In a couple of weeks Qualcomm investors will be sitting down (March 6) to discuss numerous topics, but top of the list will surely be Broadcom’s leering intentions. According to Reuters, Broadcom plans to up the ante by tabling an offer of $80 and $82 per share and a higher-than-usual breakup fee should regulators kick-back against the acquisition.
While such announcements should not be considered unusual it might be nothing more than cloak-and-dagger tactics to ramp up excitement and move a few of the fence-sitters over to the Broadcom camp. Sources have cautioned that Broadcom boss Hock Tan could alter these conditions when the official offer is made. Whether this is Broadcom manipulating the press and the emotions of gold diggers hording Qualcomm shares remains to be seen.
Those who operate at the top end of the business world know what they are doing, despite chitter chatter down the pub that they are useless, and Tan seems like an individual who likes to get his own way. Every now and then decisions are made which don’t seem to make sense, but it could be an effort to make sure certain individuals have the last say or upper hand. There doesn’t seem to be any particular rhyme or reason to the situation aside from a bit of ego feeding. Tan could just be toying with investors here to force them into a corner and get his own way.
The original offer of $70 per share has been deemed inconsequential, though an offer between $80 and $82 per share will test the resolve.
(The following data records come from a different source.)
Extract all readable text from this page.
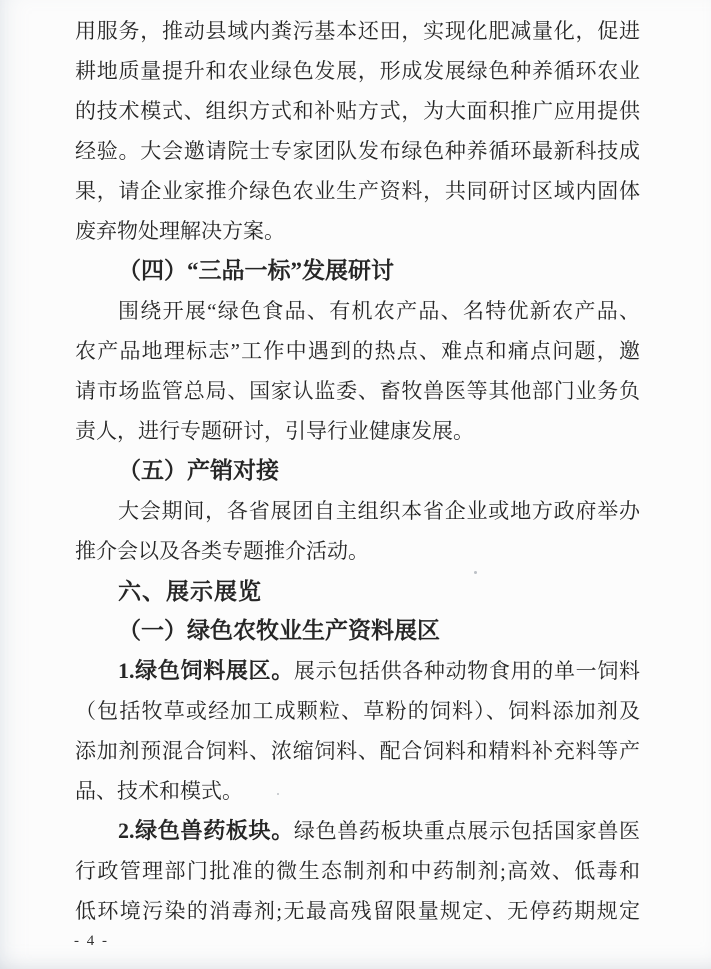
用服务，推动县域内粪污基本还田，实现化肥减量化，促进
耕地质量提升和农业绿色发展，形成发展绿色种养循环农业
的技术模式、组织方式和补贴方式，为大面积推广应用提供
经验。大会邀请院士专家团队发布绿色种养循环最新科技成
果，请企业家推介绿色农业生产资料，共同研讨区域内固体
废弃物处理解决方案。
（四）“三品一标”发展研讨
围绕开展“绿色食品、有机农产品、名特优新农产品、
农产品地理标志”工作中遇到的热点、难点和痛点问题，邀
请市场监管总局、国家认监委、畜牧兽医等其他部门业务负
责人，进行专题研讨，引导行业健康发展。
（五）产销对接
大会期间，各省展团自主组织本省企业或地方政府举办
推介会以及各类专题推介活动。
六、展示展览
（一）绿色农牧业生产资料展区
1.绿色饲料展区。展示包括供各种动物食用的单一饲料
（包括牧草或经加工成颗粒、草粉的饲料）、饲料添加剂及
添加剂预混合饲料、浓缩饲料、配合饲料和精料补充料等产
品、技术和模式。
2.绿色兽药板块。绿色兽药板块重点展示包括国家兽医
行政管理部门批准的微生态制剂和中药制剂;高效、低毒和
低环境污染的消毒剂;无最高残留限量规定、无停药期规定
- 4 -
It would value Qualcomm at $120 billion, though this is of course assuming the deal would not be scuppered by regulatory authorities who are staying tight-lipped for the moment. The higher-than-usual breakup fee perhaps indicates the tickling intentions of regulators who will surely be keeping a very watchful eye on events; this is one acquisition they should quite rightly probe, especially considering the NXP acquisition.
Qualcomm’s $47 billion acquisition of Dutch chip-maker NXP has been the recipient of careful consideration around the world, with only China yet to give the thumbs up. Should Broadcom’s offer be accepted by Qualcomm it would mean consolidation on top of consolidation, involving a company which has been the subject of numerous fines around the world owing to the abuse of a dominant market position. Such a scenario will certainly make watchdogs nervous.
Elsewhere in the Broadcom world, the company has said it expects to have a positive Q1 finishing in the top-end of expectations.
“Our first quarter results are tracking towards the higher end of our expectations as we continue to execute on our business model,” said Tan. “Looking ahead to our second fiscal quarter, strong data centre demand for our wired and enterprise storage products and a seasonal pick up in broadband is expected to offset a greater than seasonal decline in wireless. As a result, we currently forecast on a normalized 13-week quarter basis, that second quarter revenue will be roughly flat to the previous quarter.”
The quarter ended February 4 with the team expecting net revenue in the range of $5.300 billion to $5.350 billion when the results are officially reported. For the second quarter, expectations have been set at $5 billion, plus or minus $75 million.
There should be a bit more clarity over the next couple of weeks, though Broadcom does seem to be getting some success in tempting Qualcomm investors.